Sometimes, the truth about mortgages turns out to be false. And, based on data from mortgage software company Ellie Mae, now is one those times.
Ellie Mae’s products help to approve millions of home loan applications annually, and its anonymized, closed-loan data shows that mortgage lenders are now looking past a long-standing rule in mortgage approval.
The “rule” is known as the 28/36 Rule.
The 28/36 Rule suggests that a home buyer’s mortgage approval is contingent on housing payments staying within 28 percent of the household income; and, total monthly obligations, inclusive of credit cards, car payments, staying within 36 percent of household income.
In mortgage parlance, this ratio of income to payments is known as the debt-to-income ratio, or DTI.
DTI is vital in mortgage lending because it measures disposable income and disposable income can help stave off foreclosure, which is an adverse outcome for everyone involved with the loan.
However, the 28/36 Rule isn’t something iron-clad and written into official mortgage guidelines.
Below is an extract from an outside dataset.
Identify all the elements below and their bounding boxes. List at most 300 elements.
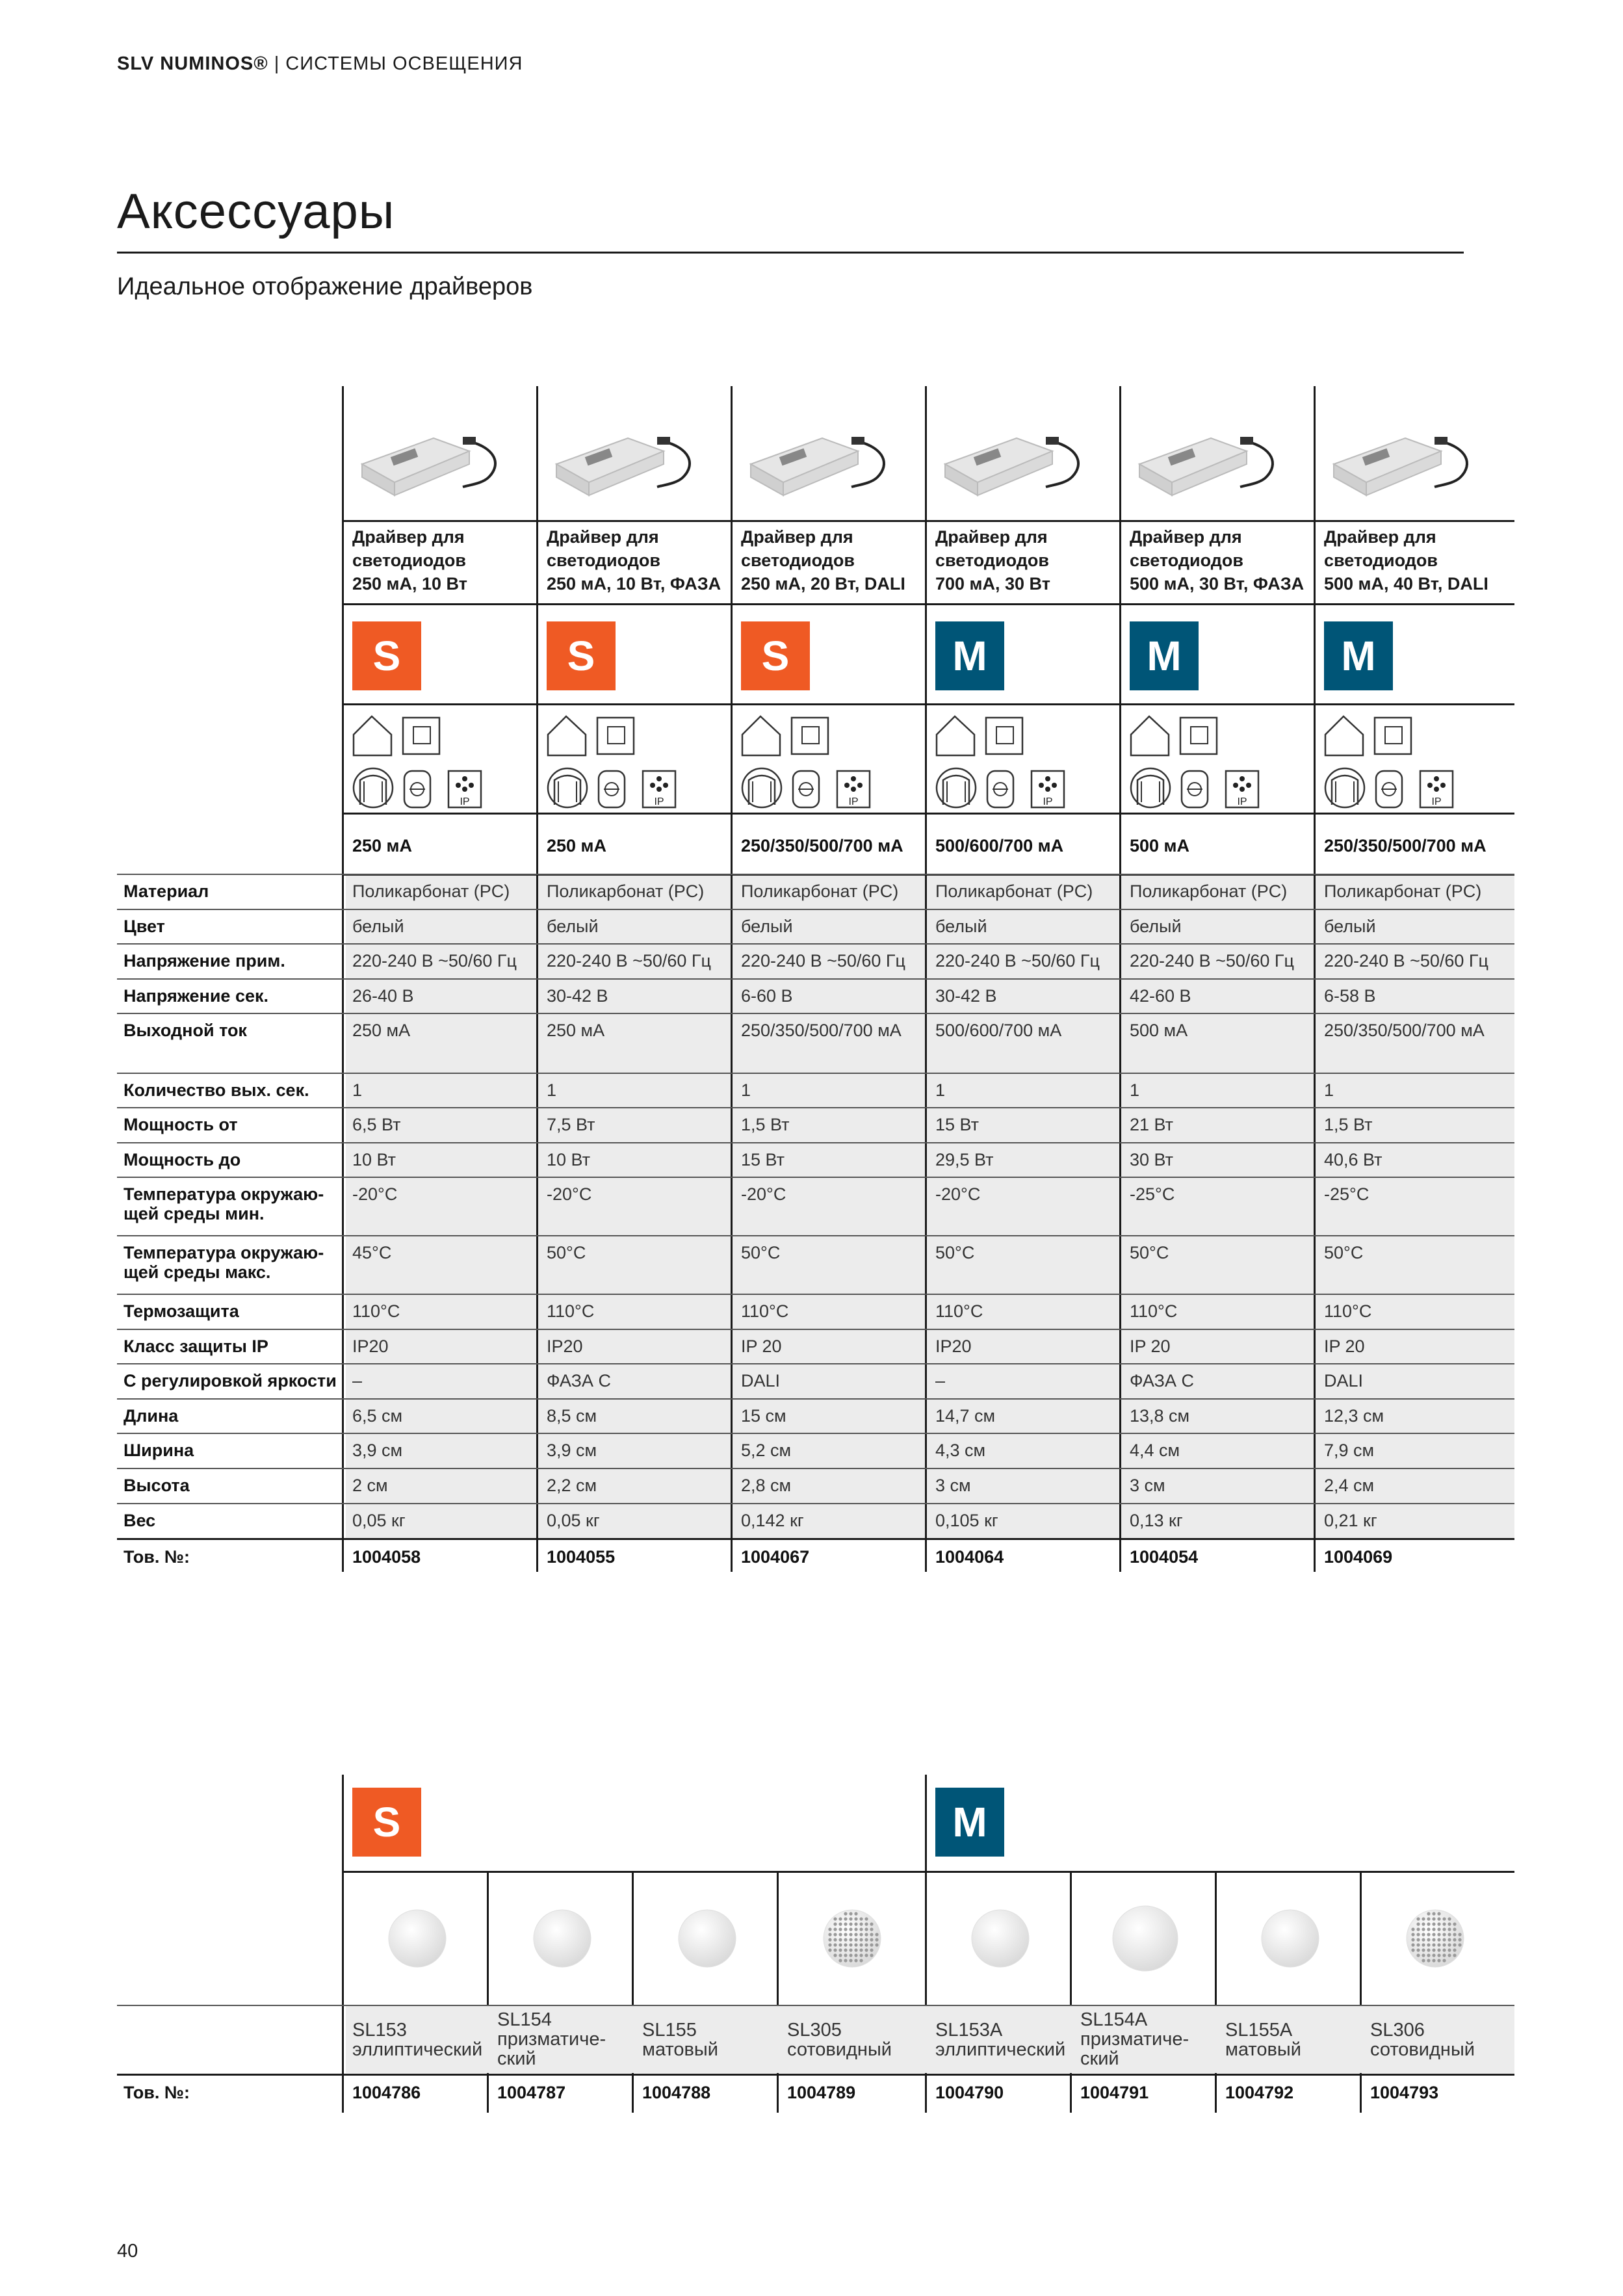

Mortgage lenders consider debt-to-income in their approval decisions, but they also consider other facets of an application.
Ellie Mae data shows how wrong the 28/36 Rule can be.
- FHA loans approved last month at an average DTI of 29/44
- VA loans approved last month at an average DTI of 26/42
Data like this from Ellie Mae is the reason why most online mortgage calculators that purport to show “how much home you can afford” are worthless.
Those online calculators use a built-in 28/36 debt ratio to tell you what you can and cannot afford. There are no concessions made for real-world borrowing and the way mortgage lenders actually make an approval.
The best online mortgage calculators are human. Talk to your loan officer to find out exactly how much house you can buy.